KABUL, Feb. 1 (Xinhua) -- More than 150 people have been killed while nearly the same number wounded in increased Taliban-led attacks and conflicts last month, according to official data.
About 16 suicide bomb attacks occurred across the war-torn country in January. The national capital of Kabul has experienced the worst attacks over the past year.
In one attack, 21 people, including 13 foreigners and eight Afghans, were killed and four others seriously wounded on Jan. 17. when a Taliban suicide bomber and two gunmen launched an attack against Lebanese Restaurant, a popular place in central Kabul.
Two Lebanese, two Canadians, three Americans, two Briton, a Denmark citizen and a Malaysian were among the victims. Out of total casualties were five women and three UN staff.
The Taliban insurgent group fighting Afghan national forces and more than 57, 000 NATO-led coalition troops announced late last year that they will continue their attacks, adding there will be no pause in Taliban activities during the winter.
They urged civilians to stay away from official gatherings, military convoys and centers regarded as the legitimate targets by militants besides warning people not to support the government and foreign troops.
On Jan. 30, four suicide blasts occurred in eastern Nangarhar, southern Helmand and western Herat provinces, killing two policemen and injuring three other people.
In two separate incident last month, eight Afghan sportsmen were killed and three others wounded in a Taliban rocket attack in Kandahar and a shooting attack in eastern Laghman province.
On Jan. 26, two air force members and two civilians were killed and 22 others wounded in a suicide attack which targeted an Afghan air force bus in eastern Kabul.
In January, eight U.S. soldiers of the coalition were killed, including three Americans who lost their lives in an air crash incident in eastern Afghanistan.

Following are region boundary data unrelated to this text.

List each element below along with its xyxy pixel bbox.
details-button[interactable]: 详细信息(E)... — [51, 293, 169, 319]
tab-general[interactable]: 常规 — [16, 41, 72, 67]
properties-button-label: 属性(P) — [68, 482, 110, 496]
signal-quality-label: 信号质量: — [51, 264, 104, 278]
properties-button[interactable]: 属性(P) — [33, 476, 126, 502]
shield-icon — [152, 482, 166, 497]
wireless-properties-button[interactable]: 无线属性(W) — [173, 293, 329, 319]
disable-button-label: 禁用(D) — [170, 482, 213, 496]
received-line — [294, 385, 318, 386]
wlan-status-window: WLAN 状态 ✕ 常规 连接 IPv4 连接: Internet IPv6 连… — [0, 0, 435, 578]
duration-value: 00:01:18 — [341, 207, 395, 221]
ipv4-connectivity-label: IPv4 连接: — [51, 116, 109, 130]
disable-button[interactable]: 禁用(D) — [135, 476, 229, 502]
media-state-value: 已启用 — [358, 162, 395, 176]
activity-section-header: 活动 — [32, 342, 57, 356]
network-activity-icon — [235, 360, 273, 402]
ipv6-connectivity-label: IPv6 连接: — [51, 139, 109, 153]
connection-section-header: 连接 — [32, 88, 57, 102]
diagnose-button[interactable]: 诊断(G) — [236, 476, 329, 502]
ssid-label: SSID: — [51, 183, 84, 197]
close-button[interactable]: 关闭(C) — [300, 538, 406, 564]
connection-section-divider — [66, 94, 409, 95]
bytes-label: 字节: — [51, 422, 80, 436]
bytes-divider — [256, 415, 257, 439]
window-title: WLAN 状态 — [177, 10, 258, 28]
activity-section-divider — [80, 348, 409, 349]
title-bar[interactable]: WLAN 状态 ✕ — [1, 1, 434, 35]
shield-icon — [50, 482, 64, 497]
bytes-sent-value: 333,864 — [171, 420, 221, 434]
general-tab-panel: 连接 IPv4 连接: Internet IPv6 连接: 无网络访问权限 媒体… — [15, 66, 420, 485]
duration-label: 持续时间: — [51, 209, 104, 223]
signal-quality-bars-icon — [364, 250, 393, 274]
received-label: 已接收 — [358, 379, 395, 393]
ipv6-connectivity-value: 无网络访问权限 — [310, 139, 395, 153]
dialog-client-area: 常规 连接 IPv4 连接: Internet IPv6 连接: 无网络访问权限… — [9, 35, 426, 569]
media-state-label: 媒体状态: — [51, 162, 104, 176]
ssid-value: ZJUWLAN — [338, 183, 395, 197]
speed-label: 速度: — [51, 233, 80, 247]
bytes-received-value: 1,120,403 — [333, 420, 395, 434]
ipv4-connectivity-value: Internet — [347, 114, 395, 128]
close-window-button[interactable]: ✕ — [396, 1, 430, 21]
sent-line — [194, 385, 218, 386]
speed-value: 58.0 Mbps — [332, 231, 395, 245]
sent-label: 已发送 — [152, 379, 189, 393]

About 20 attacks of the improvised explosive devices (IEDs), the Taliban home-made bombs, took place across the country in January, with most victims being civilians.
In one attack on Jan. 2, five civilians were killed and 18 others wounded in an IED blast in eastern Logar province.
Analysts feared that the Taliban would continue their attacks across the country as Afghan army and police took the lead in combat operations and the country prepares for the presidential election slated for April 5 this year.
The exact number of Afghan army and police casualties last month remained unknown.
The attacks came while uncertainty remained in the country as U. S.-Afghanistan ties have been strained over Afghan President Hamid Karzai's refusal to sign a bilateral security agreement allowing limited U.S. military presence after most American and NATO combat troops withdraw by the end of last year.
Washington has urged outgoing President Karzai to sign the agreement before the end of last year with a warning that failure to meet the deadline would mean that U.S. forces would completely leave the country.